Девушка плакала и умоляюще лепетала на чешском, хватала родственников за руки, пыталась защитить тебя, Барти. А ты ничего не мог сделать, стирал только кровь, текущую из разбитой губы на подбородок и чувствовал, как наливается синяк на скуле. Костяшки пальцев саднили. Да и бок болел, но ты не подавал вида. Вытащил из кармана письмо для Ядзьки и небольшой подарок в коробочке. Ангел, усыпанный блестками, из папье-маше и какой-то жесткой ткани.
Несколько слов — и коробочка, тщательно осмотренная со всех сторон родственниками, в руках у девушки. Она плакала и улыбалась. Письмо досмотр не прошло.
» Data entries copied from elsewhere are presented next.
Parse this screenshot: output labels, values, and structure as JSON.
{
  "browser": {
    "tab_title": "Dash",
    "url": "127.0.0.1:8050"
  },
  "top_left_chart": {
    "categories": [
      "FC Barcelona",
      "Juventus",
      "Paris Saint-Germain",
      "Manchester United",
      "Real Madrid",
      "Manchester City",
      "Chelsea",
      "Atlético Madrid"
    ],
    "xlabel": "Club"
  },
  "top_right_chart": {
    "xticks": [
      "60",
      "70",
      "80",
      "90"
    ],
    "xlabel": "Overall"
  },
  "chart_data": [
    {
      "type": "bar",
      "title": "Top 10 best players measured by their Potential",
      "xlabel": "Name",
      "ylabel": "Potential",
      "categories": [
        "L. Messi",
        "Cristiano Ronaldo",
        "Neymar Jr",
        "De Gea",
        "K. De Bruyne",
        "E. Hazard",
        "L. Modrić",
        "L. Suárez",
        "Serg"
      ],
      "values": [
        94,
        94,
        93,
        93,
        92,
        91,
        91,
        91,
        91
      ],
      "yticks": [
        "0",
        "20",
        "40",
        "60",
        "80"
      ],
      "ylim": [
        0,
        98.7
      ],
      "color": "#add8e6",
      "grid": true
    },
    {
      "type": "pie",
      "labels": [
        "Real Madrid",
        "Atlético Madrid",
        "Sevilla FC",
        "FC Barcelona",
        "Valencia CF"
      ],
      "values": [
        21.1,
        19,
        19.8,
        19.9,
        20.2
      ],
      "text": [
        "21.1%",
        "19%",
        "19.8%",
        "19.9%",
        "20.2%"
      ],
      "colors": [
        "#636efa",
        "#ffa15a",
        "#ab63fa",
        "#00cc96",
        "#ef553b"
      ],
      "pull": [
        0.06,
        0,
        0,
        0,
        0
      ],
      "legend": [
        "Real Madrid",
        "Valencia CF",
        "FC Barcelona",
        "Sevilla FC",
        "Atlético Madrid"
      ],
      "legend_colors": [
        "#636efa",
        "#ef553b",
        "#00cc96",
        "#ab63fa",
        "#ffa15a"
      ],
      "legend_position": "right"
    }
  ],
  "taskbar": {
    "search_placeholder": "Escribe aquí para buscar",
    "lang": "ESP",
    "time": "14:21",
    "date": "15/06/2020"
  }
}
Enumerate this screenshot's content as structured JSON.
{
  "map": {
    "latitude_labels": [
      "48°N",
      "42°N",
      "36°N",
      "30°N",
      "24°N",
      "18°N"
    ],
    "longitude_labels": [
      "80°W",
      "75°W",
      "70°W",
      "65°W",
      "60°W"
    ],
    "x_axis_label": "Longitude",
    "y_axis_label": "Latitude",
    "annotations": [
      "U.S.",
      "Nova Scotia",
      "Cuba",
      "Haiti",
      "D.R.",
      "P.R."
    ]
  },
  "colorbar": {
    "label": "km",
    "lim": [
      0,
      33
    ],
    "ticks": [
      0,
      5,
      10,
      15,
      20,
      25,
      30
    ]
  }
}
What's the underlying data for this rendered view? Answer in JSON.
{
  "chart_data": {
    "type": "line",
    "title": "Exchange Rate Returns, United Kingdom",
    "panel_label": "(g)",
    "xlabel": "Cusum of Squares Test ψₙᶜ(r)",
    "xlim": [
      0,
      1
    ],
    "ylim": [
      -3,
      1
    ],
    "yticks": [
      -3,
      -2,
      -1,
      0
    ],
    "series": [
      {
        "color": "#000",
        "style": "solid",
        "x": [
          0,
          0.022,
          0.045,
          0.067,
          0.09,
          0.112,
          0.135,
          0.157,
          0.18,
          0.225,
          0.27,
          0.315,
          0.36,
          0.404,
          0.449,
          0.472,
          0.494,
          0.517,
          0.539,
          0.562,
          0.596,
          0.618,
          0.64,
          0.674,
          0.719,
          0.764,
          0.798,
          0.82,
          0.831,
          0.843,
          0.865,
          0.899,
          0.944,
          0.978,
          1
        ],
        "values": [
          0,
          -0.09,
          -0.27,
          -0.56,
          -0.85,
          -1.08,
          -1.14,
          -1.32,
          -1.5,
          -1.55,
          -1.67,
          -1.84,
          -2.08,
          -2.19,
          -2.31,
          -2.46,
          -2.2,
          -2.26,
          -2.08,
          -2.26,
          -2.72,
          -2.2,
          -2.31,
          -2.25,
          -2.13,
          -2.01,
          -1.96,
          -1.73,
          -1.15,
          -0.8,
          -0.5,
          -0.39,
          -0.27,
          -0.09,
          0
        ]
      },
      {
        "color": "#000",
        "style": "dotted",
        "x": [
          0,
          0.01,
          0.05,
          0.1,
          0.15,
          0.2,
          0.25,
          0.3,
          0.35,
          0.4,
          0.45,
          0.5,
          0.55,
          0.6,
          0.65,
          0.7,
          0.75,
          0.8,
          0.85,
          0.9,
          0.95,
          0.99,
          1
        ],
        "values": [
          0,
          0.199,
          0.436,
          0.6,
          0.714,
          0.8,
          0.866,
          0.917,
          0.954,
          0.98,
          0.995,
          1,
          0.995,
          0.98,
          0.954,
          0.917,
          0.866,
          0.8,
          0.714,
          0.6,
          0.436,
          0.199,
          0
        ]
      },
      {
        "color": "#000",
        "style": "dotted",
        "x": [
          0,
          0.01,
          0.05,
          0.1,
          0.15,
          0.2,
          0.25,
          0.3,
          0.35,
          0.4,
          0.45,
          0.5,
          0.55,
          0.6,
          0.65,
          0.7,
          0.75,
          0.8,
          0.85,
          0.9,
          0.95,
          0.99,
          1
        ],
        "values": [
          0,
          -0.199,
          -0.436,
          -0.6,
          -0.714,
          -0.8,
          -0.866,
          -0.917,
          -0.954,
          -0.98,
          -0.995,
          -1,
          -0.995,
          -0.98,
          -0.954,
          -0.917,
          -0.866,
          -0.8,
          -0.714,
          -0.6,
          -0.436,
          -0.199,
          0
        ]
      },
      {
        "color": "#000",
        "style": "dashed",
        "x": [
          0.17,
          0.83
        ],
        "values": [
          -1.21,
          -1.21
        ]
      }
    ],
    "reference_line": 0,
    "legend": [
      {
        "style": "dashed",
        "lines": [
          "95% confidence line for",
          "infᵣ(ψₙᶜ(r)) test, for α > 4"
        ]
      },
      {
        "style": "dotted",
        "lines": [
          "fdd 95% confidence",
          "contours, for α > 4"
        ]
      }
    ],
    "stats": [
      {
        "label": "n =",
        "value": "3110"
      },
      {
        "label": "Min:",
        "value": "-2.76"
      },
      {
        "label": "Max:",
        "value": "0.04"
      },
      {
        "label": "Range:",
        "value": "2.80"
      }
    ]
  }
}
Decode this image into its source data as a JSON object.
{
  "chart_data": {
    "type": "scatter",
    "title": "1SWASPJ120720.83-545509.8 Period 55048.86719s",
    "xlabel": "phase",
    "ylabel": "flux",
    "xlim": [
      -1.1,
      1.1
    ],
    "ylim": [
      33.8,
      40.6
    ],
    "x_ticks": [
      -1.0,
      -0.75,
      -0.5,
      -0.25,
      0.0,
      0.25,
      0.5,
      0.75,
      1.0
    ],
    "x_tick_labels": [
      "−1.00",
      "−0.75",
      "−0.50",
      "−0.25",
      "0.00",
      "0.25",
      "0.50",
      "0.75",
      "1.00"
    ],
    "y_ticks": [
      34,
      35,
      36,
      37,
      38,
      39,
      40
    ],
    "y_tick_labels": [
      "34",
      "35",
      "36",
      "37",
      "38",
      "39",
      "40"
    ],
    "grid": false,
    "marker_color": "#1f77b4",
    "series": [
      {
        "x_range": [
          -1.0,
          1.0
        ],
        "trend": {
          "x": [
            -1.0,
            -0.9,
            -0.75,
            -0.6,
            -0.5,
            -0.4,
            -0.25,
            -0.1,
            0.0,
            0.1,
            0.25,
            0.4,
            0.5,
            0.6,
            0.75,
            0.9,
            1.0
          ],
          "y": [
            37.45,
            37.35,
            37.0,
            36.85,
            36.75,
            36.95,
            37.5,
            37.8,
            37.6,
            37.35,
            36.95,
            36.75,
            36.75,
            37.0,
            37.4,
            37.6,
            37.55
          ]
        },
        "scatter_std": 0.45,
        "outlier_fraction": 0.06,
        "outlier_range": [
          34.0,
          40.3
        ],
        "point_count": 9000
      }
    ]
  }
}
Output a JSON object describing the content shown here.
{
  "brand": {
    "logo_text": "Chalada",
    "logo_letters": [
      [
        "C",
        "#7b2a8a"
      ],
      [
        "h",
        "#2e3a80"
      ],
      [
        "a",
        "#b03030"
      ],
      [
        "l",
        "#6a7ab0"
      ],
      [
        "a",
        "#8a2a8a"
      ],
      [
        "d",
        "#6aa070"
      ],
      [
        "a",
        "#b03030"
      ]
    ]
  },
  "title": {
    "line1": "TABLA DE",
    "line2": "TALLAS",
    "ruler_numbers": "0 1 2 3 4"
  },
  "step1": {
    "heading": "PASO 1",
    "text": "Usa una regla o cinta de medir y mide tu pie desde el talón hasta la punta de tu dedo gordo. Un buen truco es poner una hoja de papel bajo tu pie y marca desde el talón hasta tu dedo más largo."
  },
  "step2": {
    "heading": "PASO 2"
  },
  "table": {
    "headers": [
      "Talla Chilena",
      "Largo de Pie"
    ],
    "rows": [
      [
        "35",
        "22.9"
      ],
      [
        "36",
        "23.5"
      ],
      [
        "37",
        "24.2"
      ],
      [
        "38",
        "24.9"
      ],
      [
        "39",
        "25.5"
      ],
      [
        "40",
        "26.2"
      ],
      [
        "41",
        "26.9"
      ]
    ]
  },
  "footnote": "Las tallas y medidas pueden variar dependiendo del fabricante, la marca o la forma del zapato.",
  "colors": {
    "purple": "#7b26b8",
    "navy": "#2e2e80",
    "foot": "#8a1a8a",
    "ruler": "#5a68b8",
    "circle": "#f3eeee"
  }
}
Ты грустно улыбнулся, и корочка на разбитой губе треснула. Ты почувствовал теплые капли крови на подбородке, с раздражением стер их тыльной стороной ладони. Остался длинный бурый след.
Ты попрощался с Ядьзкой и ее защитниками взмахом руки.
Родители устроили сцену с охами и ахами, обещали разобраться с обидчиками, но ты лишь угрюмо повторял, что это пустяки, не стоит внимания.
Отец в назидание оставил тебя без медицинской помощи, и ты до самого начала занятий щеголял синяком в пол-лица, чем даже завоевал немного внимания и уважения у однокурсников.
День с Ядзькой — воспоминание, не дающее тебе сойти с ума. Оно дает тебе надежду. Сколько бы ты ни говорил, что надежда — для дураков, она ведь живет в тебе, Барти. Ты веришь, в глубине души веришь: доведется еще увидеть Ядзьку Вуйцвик. Хоть мельком, хоть раз.